Restringindo, agora, à história da família no Brasil, veremos que muitas características são as influências do direito romano e do direito canônico.  O núcleo familiar, característica do direito romano, possuía perfil hierarquizado e patriarcal. A sua formação era integrada por todos os parentes, com o incentivo à procriação, e, por ser uma entidade patrimonializada, seus membros formavam uma força de trabalho. Mais adiante, o direito canônico, sob a égide da igreja católica, detendo o poder delineador da moralidade, passa a classificar o casamento como único meio de formação de família. Em nosso país, ainda sob essa influência, a Constituição de 1824 determina que a formação da família é possível apenas com o casamento religioso, perdurando a visão refletida nesta norma até 1977, com o advento da emenda constitucional nº 9/77, que instituiu o divórcio, quebrando a ideia da família como instituição sacralizada. Já Com a constituição de 1988, atual norma fundamental do nosso ordenamento, o direito de família passa a implementar uma série de transformações, tendo em vista a priorização do individuo em lugar da própria instituição familiar, estabelecendo, por exemplo, a de igualdade entre homem e mulher, passando a proteger todos os membros de modo igualitário e reconhecendo outras formas de constituição da família.
Sob o manto da nova Constituição, a família tem seu campo de abrangência aumentado, passando a reconhecer os vínculos afetivos não submetidos a contratos jurídicos.
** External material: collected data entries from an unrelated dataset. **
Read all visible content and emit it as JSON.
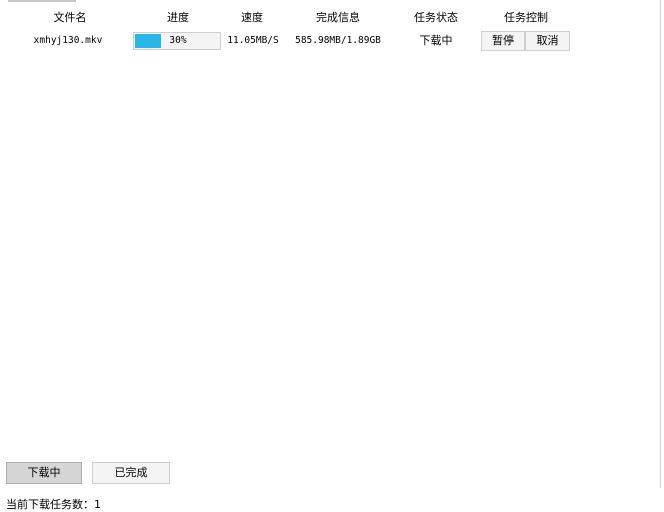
{
  "header": {
    "columns": [
      "文件名",
      "进度",
      "速度",
      "完成信息",
      "任务状态",
      "任务控制"
    ]
  },
  "tasks": [
    {
      "filename": "xmhyj130.mkv",
      "progress_label": "30%",
      "progress_value": 0.3,
      "speed": "11.05MB/S",
      "completion_info": "585.98MB/1.89GB",
      "status": "下载中",
      "pause_label": "暂停",
      "cancel_label": "取消"
    }
  ],
  "bottom_tabs": {
    "downloading_label": "下载中",
    "completed_label": "已完成"
  },
  "status_bar": {
    "text": "当前下载任务数：1"
  },
  "colors": {
    "progress_fill": "#29b6e8",
    "active_tab_bg": "#d6d6d6",
    "button_bg": "#f4f4f4",
    "border": "#cfcfcf"
  }
}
Assim, segundo o texto constitucional, sobre o novo conceito de família:
“Art. 226 [...]
Parágrafo 3º: Para efeito da proteção do Estado, é reconhecida a união estável entre o homem e a mulher como entidade familiar, devendo a lei facilitar sua conversão em casamento” (BRASIL, 1988)
Ainda sobre conceito de família, o Estatuto da Criança e do adolescente define:
“Art. 25: Entende-se por família natural a comunidade formada pelos pais ou qualquer deles e seus descendentes.” (BRASIL, 1990)
É certo que essa lei, assim como a maioria dos dispositivos legais, precisa de interpretação, por mais claro que seja o seu conteúdo, pois, pode o intérprete analisar o texto normativo superficialmente e entender a norma apenas em seu sentido literal, imediato, sem analisar sua importância histórica, seu contexto e sua finalidade.
Vemos, pois, a divisão em vertentes interpretativas da lei constitucional, no que diz respeito ao conceito de família, restando divergentes as opiniões acerca do reconhecimento da união homoafetiva como instituição familiar, tendo em vista este novo prisma constitucional.
Os argumentos se dividem, basicamente, entre prós e contras. O pensamento que compõe os primeiros vale-se da interpretação teleológica que, segundo Diniz (2005): “é a técnica que objetiva adaptar a finalidade da norma às novas exigências sociais”. Guia-nos, assim, para o entendimento de que se as leis constitucionais foram criadas com a perspectiva de alcançar a felicidade e o bem comum social e que os casais homoafetivos estão submetidos aos mesmos obstáculos sociais que estão os heteroafetivos. Configurando, pois, uma necessária cobertura por tratar dos mesmos direitos. A segunda vertente, por sua vez, interpreta literalmente o texto constitucional, quando disposto no art. 226 que a união estável é reconhecida apenas entre o homem e a mulher, não sendo, portanto, admissível o reconhecimento a casais do mesmo sexo.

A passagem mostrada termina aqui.